You're spinning this as a positive thing, but the fact that a UI library needs its own build tool does not speak well to the state of front-end development.

Specifically the fact that we still don't have modules or widely-deployed http2 is what makes the build tool complexity necessary.


I wouldn't say that was spin, I said that build complexity is likely going to be handled by fewer engineers. The underlying problem still exists but less people need to put their oar in: that's bittersweet.


You're pointing to create-react-app as a solution to JS churn when it was just created 2 and a half months ago.

The fact that people keep thinking that a 2 and a half month old project is the solution to all of their web development problems is exactly why there's so much churn.
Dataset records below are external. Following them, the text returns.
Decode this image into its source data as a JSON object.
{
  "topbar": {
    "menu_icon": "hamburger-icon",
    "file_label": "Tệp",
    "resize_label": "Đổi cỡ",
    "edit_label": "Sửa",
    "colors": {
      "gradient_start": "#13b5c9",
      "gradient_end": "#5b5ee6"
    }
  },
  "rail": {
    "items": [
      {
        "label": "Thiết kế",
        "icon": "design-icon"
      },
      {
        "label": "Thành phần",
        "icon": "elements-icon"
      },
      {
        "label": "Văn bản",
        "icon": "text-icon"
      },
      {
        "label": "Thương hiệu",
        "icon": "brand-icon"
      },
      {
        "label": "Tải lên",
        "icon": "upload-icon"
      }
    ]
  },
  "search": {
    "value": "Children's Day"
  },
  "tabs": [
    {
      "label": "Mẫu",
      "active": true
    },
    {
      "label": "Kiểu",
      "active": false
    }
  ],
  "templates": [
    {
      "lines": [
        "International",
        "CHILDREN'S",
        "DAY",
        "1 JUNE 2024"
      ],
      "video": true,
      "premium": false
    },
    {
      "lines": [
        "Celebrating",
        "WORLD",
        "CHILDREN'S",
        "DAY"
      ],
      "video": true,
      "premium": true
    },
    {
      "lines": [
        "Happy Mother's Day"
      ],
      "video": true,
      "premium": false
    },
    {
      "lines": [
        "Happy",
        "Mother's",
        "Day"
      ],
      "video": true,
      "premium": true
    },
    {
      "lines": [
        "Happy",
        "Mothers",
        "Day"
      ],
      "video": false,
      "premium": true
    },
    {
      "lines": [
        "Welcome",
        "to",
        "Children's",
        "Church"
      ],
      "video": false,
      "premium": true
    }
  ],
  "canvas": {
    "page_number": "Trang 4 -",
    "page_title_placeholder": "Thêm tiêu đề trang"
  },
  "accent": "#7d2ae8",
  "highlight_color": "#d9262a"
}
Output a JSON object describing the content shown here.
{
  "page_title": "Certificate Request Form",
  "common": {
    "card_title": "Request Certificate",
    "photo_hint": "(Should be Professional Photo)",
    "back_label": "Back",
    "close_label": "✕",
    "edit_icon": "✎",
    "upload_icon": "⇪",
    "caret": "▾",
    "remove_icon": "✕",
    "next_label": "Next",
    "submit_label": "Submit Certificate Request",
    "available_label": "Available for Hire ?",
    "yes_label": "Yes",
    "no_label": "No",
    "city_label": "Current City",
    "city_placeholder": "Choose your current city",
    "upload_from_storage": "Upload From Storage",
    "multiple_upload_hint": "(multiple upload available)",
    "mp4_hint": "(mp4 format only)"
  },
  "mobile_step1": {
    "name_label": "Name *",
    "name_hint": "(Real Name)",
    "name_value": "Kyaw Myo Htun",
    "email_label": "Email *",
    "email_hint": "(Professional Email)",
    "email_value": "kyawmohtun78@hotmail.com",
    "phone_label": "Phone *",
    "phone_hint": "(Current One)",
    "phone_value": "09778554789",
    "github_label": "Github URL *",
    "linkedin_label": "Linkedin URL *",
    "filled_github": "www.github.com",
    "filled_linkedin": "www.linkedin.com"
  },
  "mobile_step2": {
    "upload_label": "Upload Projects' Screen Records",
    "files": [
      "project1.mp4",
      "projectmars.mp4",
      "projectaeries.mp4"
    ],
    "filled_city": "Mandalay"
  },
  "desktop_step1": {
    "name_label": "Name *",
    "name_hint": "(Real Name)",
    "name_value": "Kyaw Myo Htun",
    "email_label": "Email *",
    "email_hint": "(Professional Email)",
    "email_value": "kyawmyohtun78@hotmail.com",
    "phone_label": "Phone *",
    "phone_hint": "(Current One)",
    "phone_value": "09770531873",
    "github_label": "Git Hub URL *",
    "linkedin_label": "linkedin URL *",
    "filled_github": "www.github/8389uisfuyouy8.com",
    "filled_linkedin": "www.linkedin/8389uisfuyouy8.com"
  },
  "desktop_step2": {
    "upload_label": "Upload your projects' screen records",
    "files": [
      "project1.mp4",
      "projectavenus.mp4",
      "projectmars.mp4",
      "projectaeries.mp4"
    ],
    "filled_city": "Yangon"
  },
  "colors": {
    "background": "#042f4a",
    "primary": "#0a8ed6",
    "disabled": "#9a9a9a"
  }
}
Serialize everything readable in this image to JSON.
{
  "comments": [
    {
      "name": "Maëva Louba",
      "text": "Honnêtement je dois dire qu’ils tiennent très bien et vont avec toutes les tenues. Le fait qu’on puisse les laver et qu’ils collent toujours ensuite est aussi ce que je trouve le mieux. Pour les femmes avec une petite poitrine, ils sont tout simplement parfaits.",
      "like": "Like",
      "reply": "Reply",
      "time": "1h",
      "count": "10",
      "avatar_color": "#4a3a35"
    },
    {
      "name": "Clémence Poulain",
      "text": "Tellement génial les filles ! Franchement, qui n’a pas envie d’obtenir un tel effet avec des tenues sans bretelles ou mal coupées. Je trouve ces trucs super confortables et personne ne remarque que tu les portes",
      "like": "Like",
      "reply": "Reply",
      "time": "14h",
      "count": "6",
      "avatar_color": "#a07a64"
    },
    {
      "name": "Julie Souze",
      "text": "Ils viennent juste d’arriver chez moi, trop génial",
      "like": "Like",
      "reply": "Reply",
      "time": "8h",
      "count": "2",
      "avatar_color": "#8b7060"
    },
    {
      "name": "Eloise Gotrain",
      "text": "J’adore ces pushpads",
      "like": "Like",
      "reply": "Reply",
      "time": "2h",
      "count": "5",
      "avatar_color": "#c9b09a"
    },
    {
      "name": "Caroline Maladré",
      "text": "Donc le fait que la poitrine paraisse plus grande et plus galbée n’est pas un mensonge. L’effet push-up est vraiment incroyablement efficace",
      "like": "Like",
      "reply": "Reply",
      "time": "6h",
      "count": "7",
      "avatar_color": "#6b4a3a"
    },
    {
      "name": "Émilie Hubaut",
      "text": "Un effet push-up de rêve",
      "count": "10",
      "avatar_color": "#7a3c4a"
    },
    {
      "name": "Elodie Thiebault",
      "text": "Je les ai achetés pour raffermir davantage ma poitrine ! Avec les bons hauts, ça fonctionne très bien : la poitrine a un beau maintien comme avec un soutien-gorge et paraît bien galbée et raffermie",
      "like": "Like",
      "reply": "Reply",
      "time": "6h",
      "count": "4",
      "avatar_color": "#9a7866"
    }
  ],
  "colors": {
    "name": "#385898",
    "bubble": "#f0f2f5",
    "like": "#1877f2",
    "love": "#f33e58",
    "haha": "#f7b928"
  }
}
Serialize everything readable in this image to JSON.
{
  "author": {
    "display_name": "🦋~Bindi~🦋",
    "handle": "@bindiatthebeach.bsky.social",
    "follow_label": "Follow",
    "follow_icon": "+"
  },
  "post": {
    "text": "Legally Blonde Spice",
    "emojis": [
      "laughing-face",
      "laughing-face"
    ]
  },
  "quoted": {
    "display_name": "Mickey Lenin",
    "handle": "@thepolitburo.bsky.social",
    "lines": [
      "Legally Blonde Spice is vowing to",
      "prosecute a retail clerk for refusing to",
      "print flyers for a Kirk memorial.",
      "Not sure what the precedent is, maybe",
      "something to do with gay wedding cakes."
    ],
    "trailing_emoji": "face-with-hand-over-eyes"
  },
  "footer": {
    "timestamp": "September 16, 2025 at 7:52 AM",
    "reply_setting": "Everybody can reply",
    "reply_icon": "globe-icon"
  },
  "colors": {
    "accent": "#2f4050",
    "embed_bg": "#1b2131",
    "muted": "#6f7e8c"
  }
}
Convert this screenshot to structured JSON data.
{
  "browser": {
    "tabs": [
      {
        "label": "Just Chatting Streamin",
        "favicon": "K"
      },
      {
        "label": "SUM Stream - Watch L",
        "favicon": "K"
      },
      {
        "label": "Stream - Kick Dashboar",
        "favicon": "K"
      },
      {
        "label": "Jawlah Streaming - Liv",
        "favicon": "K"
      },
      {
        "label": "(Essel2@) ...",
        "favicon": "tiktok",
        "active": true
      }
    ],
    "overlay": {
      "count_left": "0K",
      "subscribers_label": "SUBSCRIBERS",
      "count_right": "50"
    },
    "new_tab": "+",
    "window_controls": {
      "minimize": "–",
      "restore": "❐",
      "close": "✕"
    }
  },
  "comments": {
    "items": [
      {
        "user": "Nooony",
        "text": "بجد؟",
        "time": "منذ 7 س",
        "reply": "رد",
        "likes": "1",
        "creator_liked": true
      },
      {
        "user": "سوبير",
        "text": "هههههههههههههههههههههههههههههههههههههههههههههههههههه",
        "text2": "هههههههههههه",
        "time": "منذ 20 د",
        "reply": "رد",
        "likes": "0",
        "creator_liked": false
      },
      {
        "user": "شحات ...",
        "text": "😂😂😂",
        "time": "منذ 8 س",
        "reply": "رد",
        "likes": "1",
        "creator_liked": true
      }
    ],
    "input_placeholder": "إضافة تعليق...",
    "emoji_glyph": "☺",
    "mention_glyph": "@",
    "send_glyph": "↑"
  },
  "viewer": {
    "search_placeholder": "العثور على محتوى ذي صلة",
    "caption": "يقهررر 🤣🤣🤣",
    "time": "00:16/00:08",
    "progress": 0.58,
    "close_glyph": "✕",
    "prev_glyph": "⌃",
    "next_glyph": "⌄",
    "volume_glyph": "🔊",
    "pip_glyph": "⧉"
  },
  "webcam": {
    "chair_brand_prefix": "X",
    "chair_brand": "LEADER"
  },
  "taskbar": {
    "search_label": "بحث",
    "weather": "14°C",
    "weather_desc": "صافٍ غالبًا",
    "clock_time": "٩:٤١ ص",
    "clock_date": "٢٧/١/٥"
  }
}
Every new tool overtakes the previous generation by being superficially more simple, only to add complexity of its own over time until the next generation repeats the cycle. It turns out the complexity is there whether you acknowledge it or not, and over time your leaky abstractions will burst.


I don't think that will happen with create-react-app since its intention is zero customisation.

You can't generate more complexity with a tool that reduces opportunity for developer choice.

A basic example is that a starter app would normally require you to connect 10s of libraries together just to get started. It is difficult to argue that not having to do so is actually more complex.


Create-react-app is a great idea, but I found it really didn't cover enough use cases.


I remember building Windows ui apps 10-15 years ago, and that definitely needed a build tool. Http2 might be great for module loading, so things don't have to be bundled, but there's lots of unsupported use cases right? Css encapsulation, autoprefixing, hot reloading for dev, compiling features not yet in browsers into js versions supporters by browsers etc.